Actually, more like born to give back.
"Bikers will step up in a heart beat to ride for a cause to give back to the community, to give back to a family," Sherrie Clark said.
Lake Norman Fire Department held their annual Run, Ride and Rhythm fundraiser in honor of Captain Bradley Long.
“For years and years all he wanted to do was be a firefighter, give back and it's what he did," Captain Long’s Sister Amy Schearer said.
"It was a terrible loss but i think we are able as a community to take a terrible loss and make something good out of it," said Clark.
Fire departments from the area, woke up bright an early and started the day with a 5-k in their gear and carrying the American flag.
Celebrating captain long's commitment to serve others.
"Bradley was a great guy, had a big heart.
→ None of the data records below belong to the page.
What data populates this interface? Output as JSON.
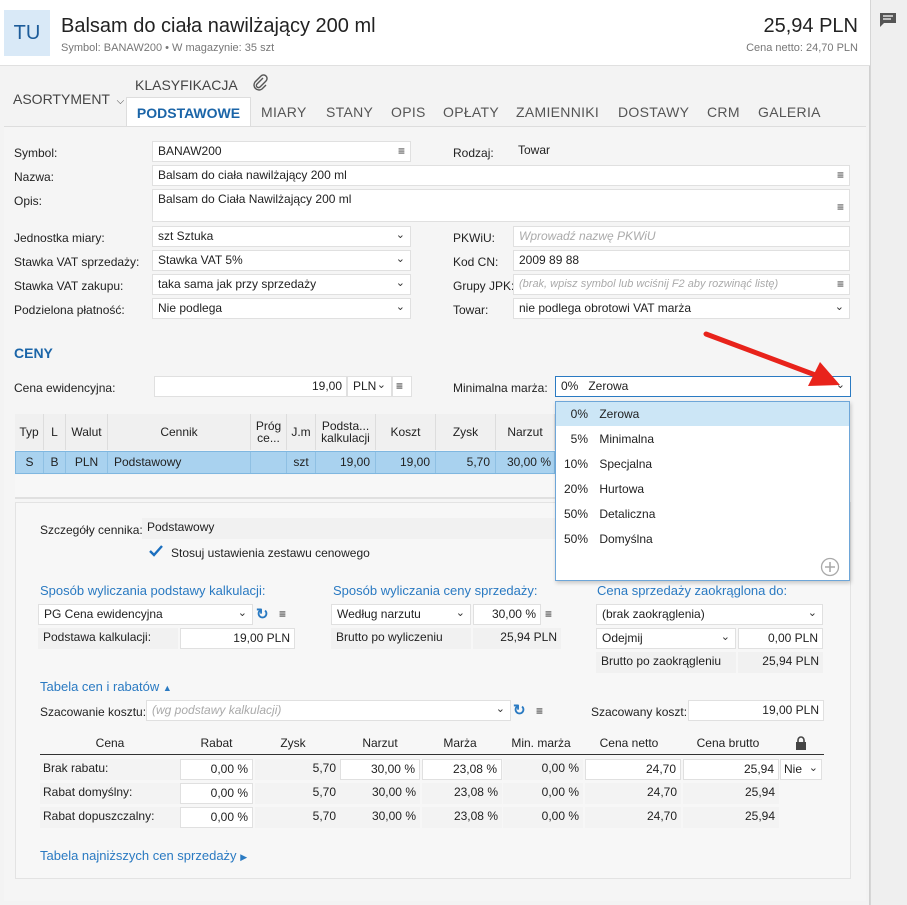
{
  "header": {
    "badge": "TU",
    "title": "Balsam do ciała nawilżający 200 ml",
    "subtitle": "Symbol: BANAW200  •  W magazynie: 35 szt",
    "price": "25,94 PLN",
    "netto": "Cena netto: 24,70 PLN"
  },
  "tabs": {
    "asortyment": "ASORTYMENT",
    "klasyfikacja": "KLASYFIKACJA",
    "items": [
      "PODSTAWOWE",
      "MIARY",
      "STANY",
      "OPIS",
      "OPŁATY",
      "ZAMIENNIKI",
      "DOSTAWY",
      "CRM",
      "GALERIA"
    ]
  },
  "form": {
    "symbol_label": "Symbol:",
    "symbol": "BANAW200",
    "rodzaj_label": "Rodzaj:",
    "rodzaj": "Towar",
    "nazwa_label": "Nazwa:",
    "nazwa": "Balsam do ciała nawilżający 200 ml",
    "opis_label": "Opis:",
    "opis": "Balsam do Ciała Nawilżający 200 ml",
    "jm_label": "Jednostka miary:",
    "jm": "szt  Sztuka",
    "pkwiu_label": "PKWiU:",
    "pkwiu_placeholder": "Wprowadź nazwę PKWiU",
    "vat_sprz_label": "Stawka VAT sprzedaży:",
    "vat_sprz": "Stawka VAT 5%",
    "kodcn_label": "Kod CN:",
    "kodcn": "2009 89 88",
    "vat_zak_label": "Stawka VAT zakupu:",
    "vat_zak": "taka sama jak przy sprzedaży",
    "jpk_label": "Grupy JPK:",
    "jpk_placeholder": "(brak, wpisz symbol lub wciśnij F2 aby rozwinąć listę)",
    "podz_label": "Podzielona płatność:",
    "podz": "Nie podlega",
    "towar_label": "Towar:",
    "towar": "nie podlega obrotowi VAT marża"
  },
  "ceny": {
    "title": "CENY",
    "cena_ew_label": "Cena ewidencyjna:",
    "cena_ew": "19,00",
    "waluta": "PLN",
    "min_marza_label": "Minimalna marża:",
    "min_marza": "0%   Zerowa"
  },
  "dropdown": {
    "items": [
      {
        "pct": "0%",
        "name": "Zerowa"
      },
      {
        "pct": "5%",
        "name": "Minimalna"
      },
      {
        "pct": "10%",
        "name": "Specjalna"
      },
      {
        "pct": "20%",
        "name": "Hurtowa"
      },
      {
        "pct": "50%",
        "name": "Detaliczna"
      },
      {
        "pct": "50%",
        "name": "Domyślna"
      }
    ]
  },
  "grid": {
    "headers": [
      "Typ",
      "L",
      "Walut",
      "Cennik",
      "Próg ce...",
      "J.m",
      "Podsta... kalkulacji",
      "Koszt",
      "Zysk",
      "Narzut"
    ],
    "row": [
      "S",
      "B",
      "PLN",
      "Podstawowy",
      "",
      "szt",
      "19,00",
      "19,00",
      "5,70",
      "30,00 %"
    ]
  },
  "details": {
    "szczegoly_label": "Szczegóły cennika:",
    "szczegoly": "Podstawowy",
    "stosuj": "Stosuj ustawienia zestawu cenowego",
    "sposob_podst": "Sposób wyliczania podstawy kalkulacji:",
    "sposob_ceny": "Sposób wyliczania ceny sprzedaży:",
    "cena_zaokr": "Cena sprzedaży zaokrąglona do:",
    "pg": "PG  Cena ewidencyjna",
    "wedlug": "Według narzutu",
    "narzut_val": "30,00 %",
    "brak_zaokr": "(brak zaokrąglenia)",
    "podst_kalk_label": "Podstawa kalkulacji:",
    "podst_kalk": "19,00 PLN",
    "brutto_wyl_label": "Brutto po wyliczeniu",
    "brutto_wyl": "25,94 PLN",
    "odejmij": "Odejmij",
    "odejmij_val": "0,00 PLN",
    "brutto_zaokr_label": "Brutto po zaokrągleniu",
    "brutto_zaokr": "25,94 PLN",
    "tabela_cen": "Tabela cen i rabatów",
    "szac_kosztu_label": "Szacowanie kosztu:",
    "szac_kosztu_placeholder": "(wg podstawy kalkulacji)",
    "szac_koszt_label": "Szacowany koszt:",
    "szac_koszt": "19,00 PLN",
    "tabela_najn": "Tabela najniższych cen sprzedaży"
  },
  "rabaty": {
    "headers": [
      "Cena",
      "Rabat",
      "Zysk",
      "Narzut",
      "Marża",
      "Min. marża",
      "Cena netto",
      "Cena brutto"
    ],
    "rows": [
      {
        "name": "Brak rabatu:",
        "vals": [
          "0,00 %",
          "5,70",
          "30,00 %",
          "23,08 %",
          "0,00 %",
          "24,70",
          "25,94"
        ],
        "extra": "Nie"
      },
      {
        "name": "Rabat domyślny:",
        "vals": [
          "0,00 %",
          "5,70",
          "30,00 %",
          "23,08 %",
          "0,00 %",
          "24,70",
          "25,94"
        ],
        "extra": ""
      },
      {
        "name": "Rabat dopuszczalny:",
        "vals": [
          "0,00 %",
          "5,70",
          "30,00 %",
          "23,08 %",
          "0,00 %",
          "24,70",
          "25,94"
        ],
        "extra": ""
      }
    ]
  }
}
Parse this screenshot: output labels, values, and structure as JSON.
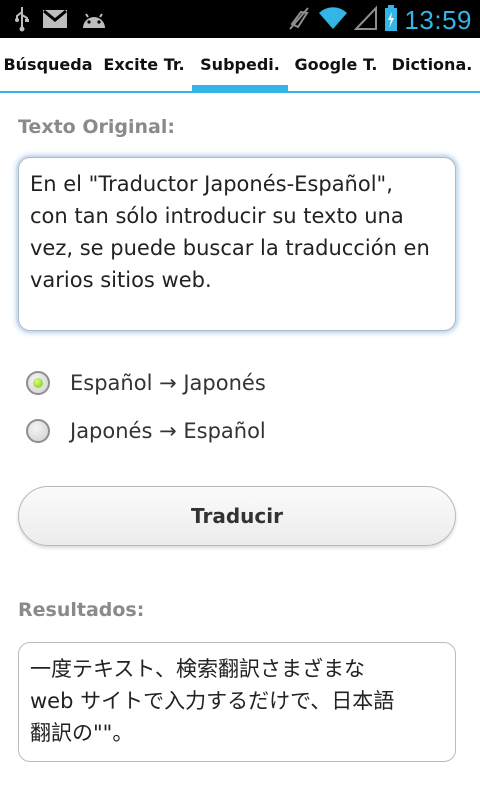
{
  "status_bar": {
    "time": "13:59",
    "left_icons": [
      "usb-icon",
      "gmail-icon",
      "android-icon"
    ],
    "right_icons": [
      "mute-icon",
      "wifi-icon",
      "signal-icon",
      "battery-icon"
    ],
    "accent": "#33b5e5"
  },
  "tabs": [
    {
      "label": "Búsqueda",
      "active": false
    },
    {
      "label": "Excite Tr.",
      "active": false
    },
    {
      "label": "Subpedi.",
      "active": true
    },
    {
      "label": "Google T.",
      "active": false
    },
    {
      "label": "Dictiona.",
      "active": false
    }
  ],
  "original": {
    "label": "Texto Original:",
    "text": "En el \"Traductor Japonés-Español\",\ncon tan sólo introducir su texto una\nvez, se puede buscar la traducción en\nvarios sitios web."
  },
  "direction": {
    "options": [
      {
        "label": "Español → Japonés",
        "checked": true
      },
      {
        "label": "Japonés → Español",
        "checked": false
      }
    ]
  },
  "translate_button": {
    "label": "Traducir"
  },
  "results": {
    "label": "Resultados:",
    "text": "一度テキスト、検索翻訳さまざまな\nweb サイトで入力するだけで、日本語\n翻訳の\"\"。"
  }
}
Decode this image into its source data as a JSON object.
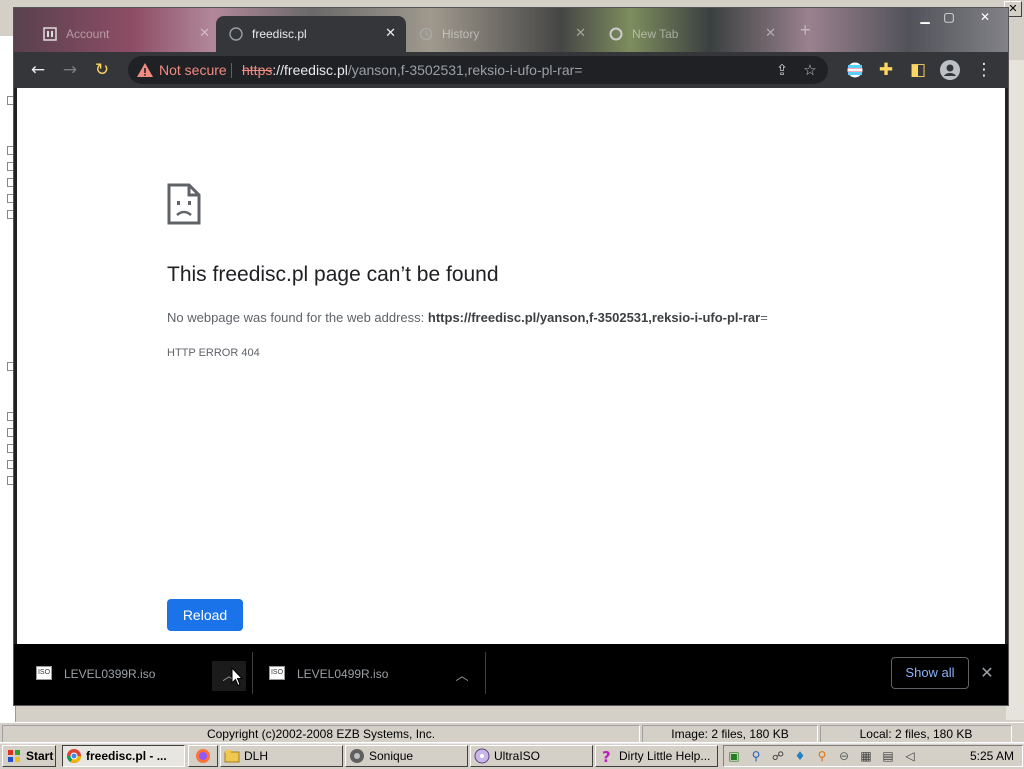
{
  "browser": {
    "tabs": [
      {
        "label": "Account",
        "state": "inactive"
      },
      {
        "label": "freedisc.pl",
        "state": "active"
      },
      {
        "label": "History",
        "state": "inactive"
      },
      {
        "label": "New Tab",
        "state": "inactive"
      }
    ],
    "omnibox": {
      "security_label": "Not secure",
      "url_scheme": "https",
      "url_host": "://freedisc.pl",
      "url_path": "/yanson,f-3502531,reksio-i-ufo-pl-rar="
    }
  },
  "error_page": {
    "title": "This freedisc.pl page can’t be found",
    "description_prefix": "No webpage was found for the web address:",
    "description_url": "https://freedisc.pl/yanson,f-3502531,reksio-i-ufo-pl-rar",
    "description_suffix": "=",
    "error_code": "HTTP ERROR 404",
    "reload_label": "Reload"
  },
  "downloads": {
    "items": [
      {
        "filename": "LEVEL0399R.iso"
      },
      {
        "filename": "LEVEL0499R.iso"
      }
    ],
    "show_all_label": "Show all"
  },
  "background_app": {
    "status_copyright": "Copyright (c)2002-2008 EZB Systems, Inc.",
    "status_image": "Image: 2 files, 180 KB",
    "status_local": "Local: 2 files, 180 KB"
  },
  "taskbar": {
    "start_label": "Start",
    "buttons": [
      {
        "label": "freedisc.pl - ..."
      },
      {
        "label": ""
      },
      {
        "label": "DLH"
      },
      {
        "label": "Sonique"
      },
      {
        "label": "UltraISO"
      },
      {
        "label": "Dirty Little Help..."
      }
    ],
    "clock": "5:25 AM"
  },
  "colors": {
    "accent_blue": "#1a73e8",
    "not_secure_red": "#f28b82",
    "link_blue": "#8ab4f8"
  }
}
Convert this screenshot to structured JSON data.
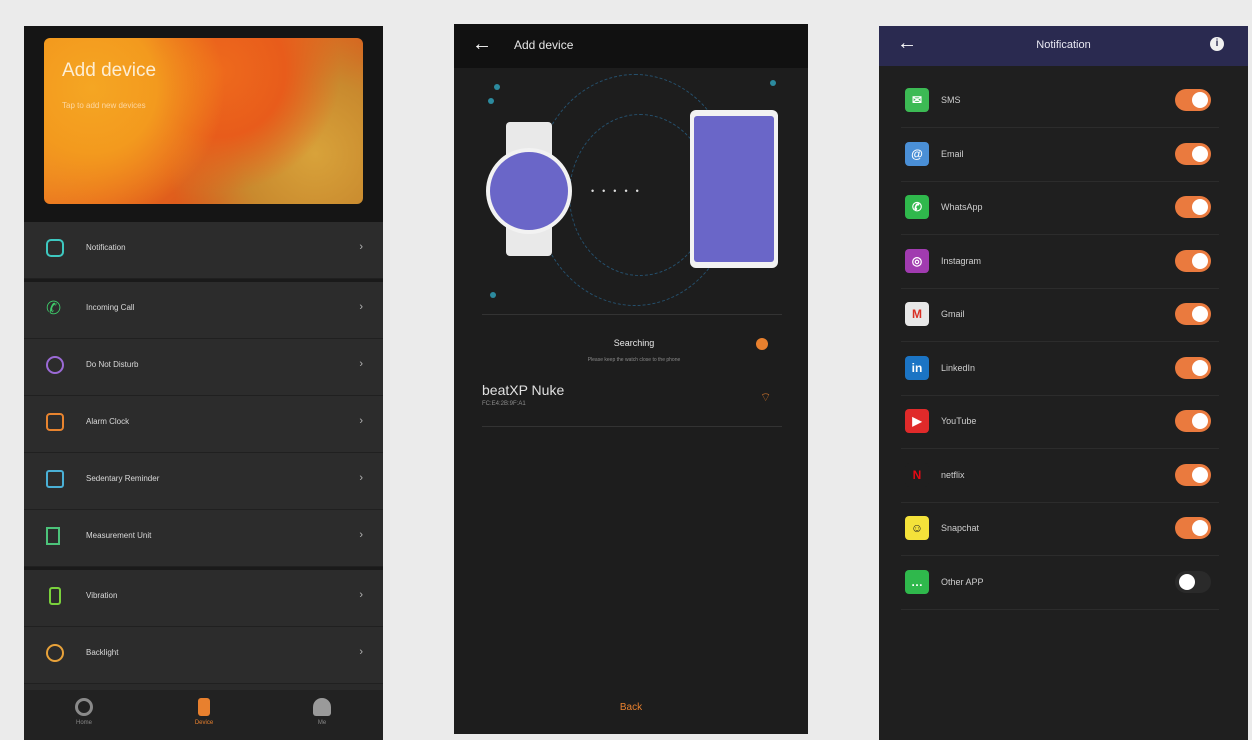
{
  "screen1": {
    "hero_title": "Add device",
    "hero_subtitle": "Tap to add new devices",
    "menu": [
      {
        "label": "Notification",
        "icon": "notification-icon",
        "color": "#3ec8c0"
      },
      {
        "label": "Incoming Call",
        "icon": "phone-icon",
        "color": "#3ecb6a"
      },
      {
        "label": "Do Not Disturb",
        "icon": "moon-icon",
        "color": "#9b6ad6"
      },
      {
        "label": "Alarm Clock",
        "icon": "alarm-icon",
        "color": "#e8842f"
      },
      {
        "label": "Sedentary Reminder",
        "icon": "home-icon",
        "color": "#4ab0d6"
      },
      {
        "label": "Measurement Unit",
        "icon": "ruler-icon",
        "color": "#4cc37a"
      },
      {
        "label": "Vibration",
        "icon": "vibration-icon",
        "color": "#7ad13c"
      },
      {
        "label": "Backlight",
        "icon": "sun-icon",
        "color": "#e8a23a"
      }
    ],
    "tabs": [
      {
        "label": "Home",
        "icon": "home-tab-icon"
      },
      {
        "label": "Device",
        "icon": "device-tab-icon"
      },
      {
        "label": "Me",
        "icon": "profile-tab-icon"
      }
    ]
  },
  "screen2": {
    "title": "Add device",
    "searching": "Searching",
    "searching_hint": "Please keep the watch close to the phone",
    "device_name": "beatXP Nuke",
    "device_mac": "FC:E4:2B:9F:A1",
    "back_label": "Back"
  },
  "screen3": {
    "title": "Notification",
    "apps": [
      {
        "label": "SMS",
        "color": "#3cba54",
        "glyph": "✉",
        "on": true
      },
      {
        "label": "Email",
        "color": "#4a8fd6",
        "glyph": "@",
        "on": true
      },
      {
        "label": "WhatsApp",
        "color": "#2fb84c",
        "glyph": "✆",
        "on": true
      },
      {
        "label": "Instagram",
        "color": "#a13bb0",
        "glyph": "◎",
        "on": true
      },
      {
        "label": "Gmail",
        "color": "#e8e8e8",
        "glyph": "M",
        "on": true
      },
      {
        "label": "LinkedIn",
        "color": "#1b74c4",
        "glyph": "in",
        "on": true
      },
      {
        "label": "YouTube",
        "color": "#e02a2a",
        "glyph": "▶",
        "on": true
      },
      {
        "label": "netflix",
        "color": "#1f1f1f",
        "glyph": "N",
        "on": true
      },
      {
        "label": "Snapchat",
        "color": "#f4e23a",
        "glyph": "☺",
        "on": true
      },
      {
        "label": "Other APP",
        "color": "#2fb84c",
        "glyph": "…",
        "on": false
      }
    ]
  }
}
Whenever we had anything going on he was always at our district to help us out or any of the neighboring districts as well. So in that spirit we started the memorial fund over there," Lake Norman Fire Department Deputy Chief Kevin Clark said.
Later others joined the bike ride portion of the event. The ride is about 3 hours long and not only are they keeping the memory of Captain Bradley Long alive, they are also helping future firemen.
“The memorial fund is actually going to reach and possibly do scholarships or tuition assistance or whatever for up and coming firemen and their junior firefighter program," Deputy Chief Clark said.
The Long family, thankful for the community's support and grateful they can continue Bradley’s work.
"It means a lot to us that we can feel we can give back in honor of him because we know that's what we would have wanted," Schearer said.
While Captain Long is no longer with us, his family knows the firefighter brotherhood will always be there for them.
"They are always there. Any time we need anything, call the fire department they are there. They are there for us, we are there for them, and we support them 100 percent. We know that and we know they are there for us," Schearer said.